The 12-month moving average is plotted on the same timeline as the price chart. It shows what the average closing price was over the previous twelve months. In a classic bull market, prices rise and the market stays above the moving average, as we can see clearly in the months following the three red months of the early 2020 Covid sell-off.
In January 2021, the red candles took over, and because the decline was sharp, the price of the S&P diped below the moving average price of the past twelve months, indicating a classic bear market.
Since the October bottom, the S&P has traded higher for four months, and the rally has put it even with the moving average. That is a signal that the bear market might be ending.
Now let’s look zoom in on a shorter period. This is the S&P daily candlestick chart beginning in September of last year.
Looking back 252 days (a year’s worth of trading days), last week’s March Madness took us right to the 252-day moving average. In other words, an investor who bought an equal amount of the S&P at the close of each trading day since early March of 2021 is breaking even at Friday’s close of 4050.
Why did I pick 252 days? What is so special about a look-back period of a year? Macroeconomics and geopolitics do not cycle neatly with an arcadian rhythm. The environment stays in a stasis until a one or a cluster of shocks pushes it to another stasis. The one year interval is completely arbitrary.
Again, what do I know about technical analysis to question it like this? Not enough, so I defer to billionaire investor Paul “Peanut” Tudor Jones. Check out his Rules of Trading.
1. “The market is going to go where it is going to go.”
2. “You always want to be with whatever the predominant trend is.”
3. “At the end of the day, your job is to buy what goes up and to sell what goes down.”
4. “Never overtrade.”
5. “I am always thinking about losing money, as opposed to making money.”

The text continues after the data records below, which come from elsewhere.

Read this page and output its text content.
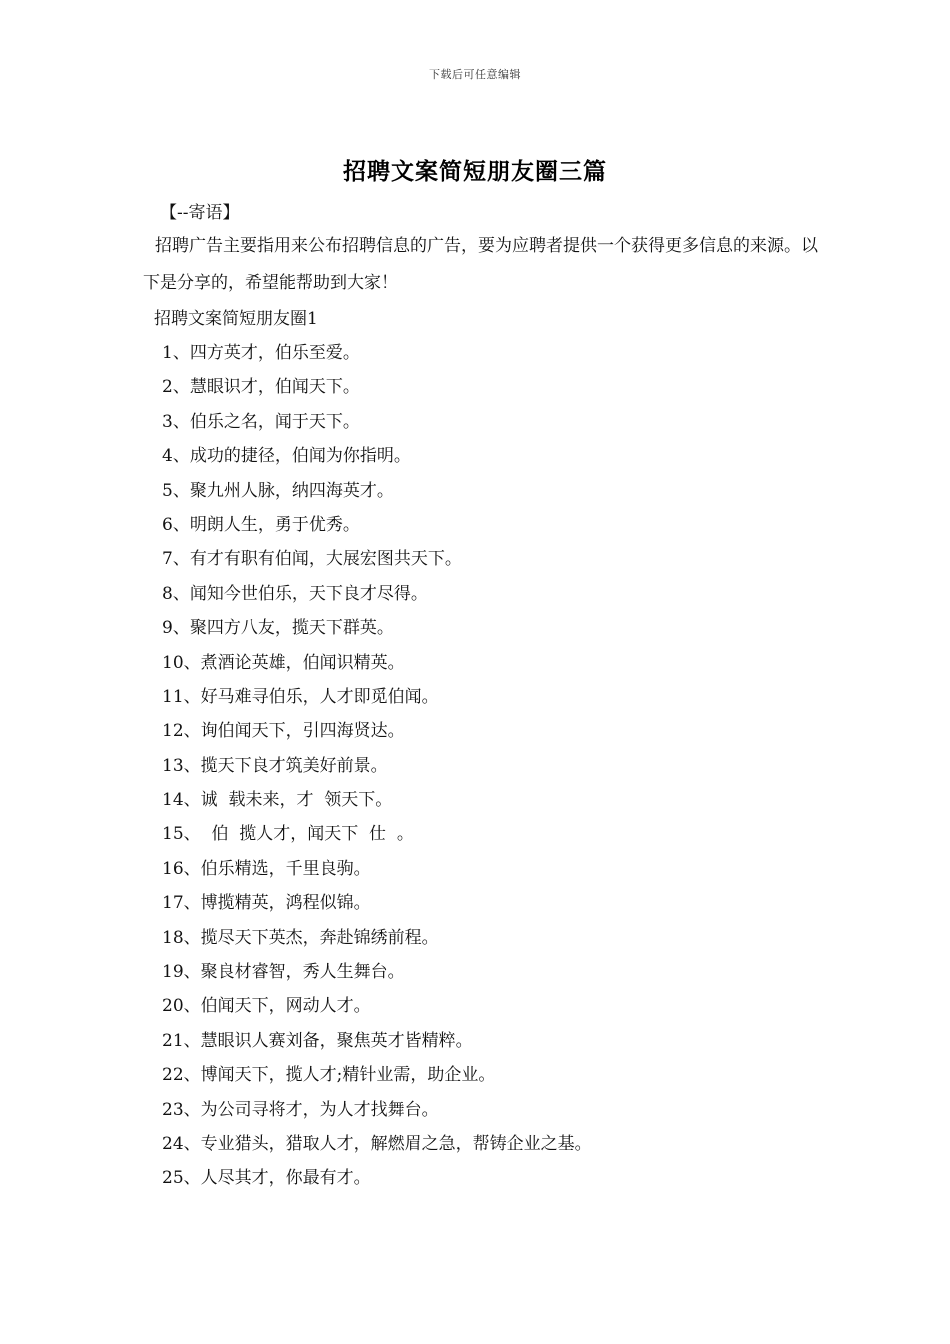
下载后可任意编辑
招聘文案简短朋友圈三篇
【--寄语】
招聘广告主要指用来公布招聘信息的广告，要为应聘者提供一个获得更多信息的来源。以下是分享的，希望能帮助到大家！
招聘文案简短朋友圈1
1、四方英才，伯乐至爱。
2、慧眼识才，伯闻天下。
3、伯乐之名，闻于天下。
4、成功的捷径，伯闻为你指明。
5、聚九州人脉，纳四海英才。
6、明朗人生，勇于优秀。
7、有才有职有伯闻，大展宏图共天下。
8、闻知今世伯乐，天下良才尽得。
9、聚四方八友，揽天下群英。
10、煮酒论英雄，伯闻识精英。
11、好马难寻伯乐，人才即觅伯闻。
12、询伯闻天下，引四海贤达。
13、揽天下良才筑美好前景。
14、诚  载未来，才  领天下。
15、  伯  揽人才，闻天下  仕  。
16、伯乐精选，千里良驹。
17、博揽精英，鸿程似锦。
18、揽尽天下英杰，奔赴锦绣前程。
19、聚良材睿智，秀人生舞台。
20、伯闻天下，网动人才。
21、慧眼识人赛刘备，聚焦英才皆精粹。
22、博闻天下，揽人才;精针业需，助企业。
23、为公司寻将才，为人才找舞台。
24、专业猎头，猎取人才，解燃眉之急，帮铸企业之基。
25、人尽其才，你最有才。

6. “Risk control is the most important thing in trading.”
7. “When I am trading poorly, I keep reducing my position size.”
8. “Don’t ever average losers.”
9. “Increase your volume when you are trading well”

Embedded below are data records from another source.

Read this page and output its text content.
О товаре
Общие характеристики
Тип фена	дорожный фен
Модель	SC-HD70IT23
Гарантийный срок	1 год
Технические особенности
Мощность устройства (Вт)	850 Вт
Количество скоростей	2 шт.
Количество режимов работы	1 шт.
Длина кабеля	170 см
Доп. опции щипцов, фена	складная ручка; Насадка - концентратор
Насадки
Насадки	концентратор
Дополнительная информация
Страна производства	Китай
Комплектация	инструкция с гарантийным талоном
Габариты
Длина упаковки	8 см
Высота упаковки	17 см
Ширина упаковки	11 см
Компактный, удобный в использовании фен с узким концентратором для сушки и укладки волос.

10. “The most important rule of trading is to play great defense, not great offense”
11. “Every day I assume every position I have is wrong.”
12. “One principle for sure would be to get out of anything that falls below the 200-day moving average.”
13. “I always believe that prices move first and fundamentals move second.”
14. “I try to avoid any emotional attachment to a market.”
15. “Don’t focus on making money, focus on protecting what you have.”
Peanut Jones swears by the 200-day moving average in Rule 12. Why 200 and not 252? No idea, but if we look at the 200-day moving average on the chart above, we can see that since the middle of January, the market has traded above it. Just as Peanut Jones would “get out” of a long position if the market trades below this average, he would get out of a short position when it trades above it.
If you look even more carefully at the chart, you can see that at last week’s lows around 3940, the S&P kissed the 200-day moving average with barely any penetration (forgive the innuendo), and promptly hightailed it through 4000 in the sharp rally I am calling March Madness. The 200-day moving average worked like a charm as a key support level.
The long and short of it: I have considerably less conviction in the short position I have carried since late January via options. I have reduced the position, but given my read of today’s risky macro fundamentals, I have zero fear of missing out (FOMO) on a rally. Perhaps some good news is coming, and the market intuitively knows it, as Peanut pithily puts it in Rule 13.:
“I always believe that prices move first and fundamentals move second.”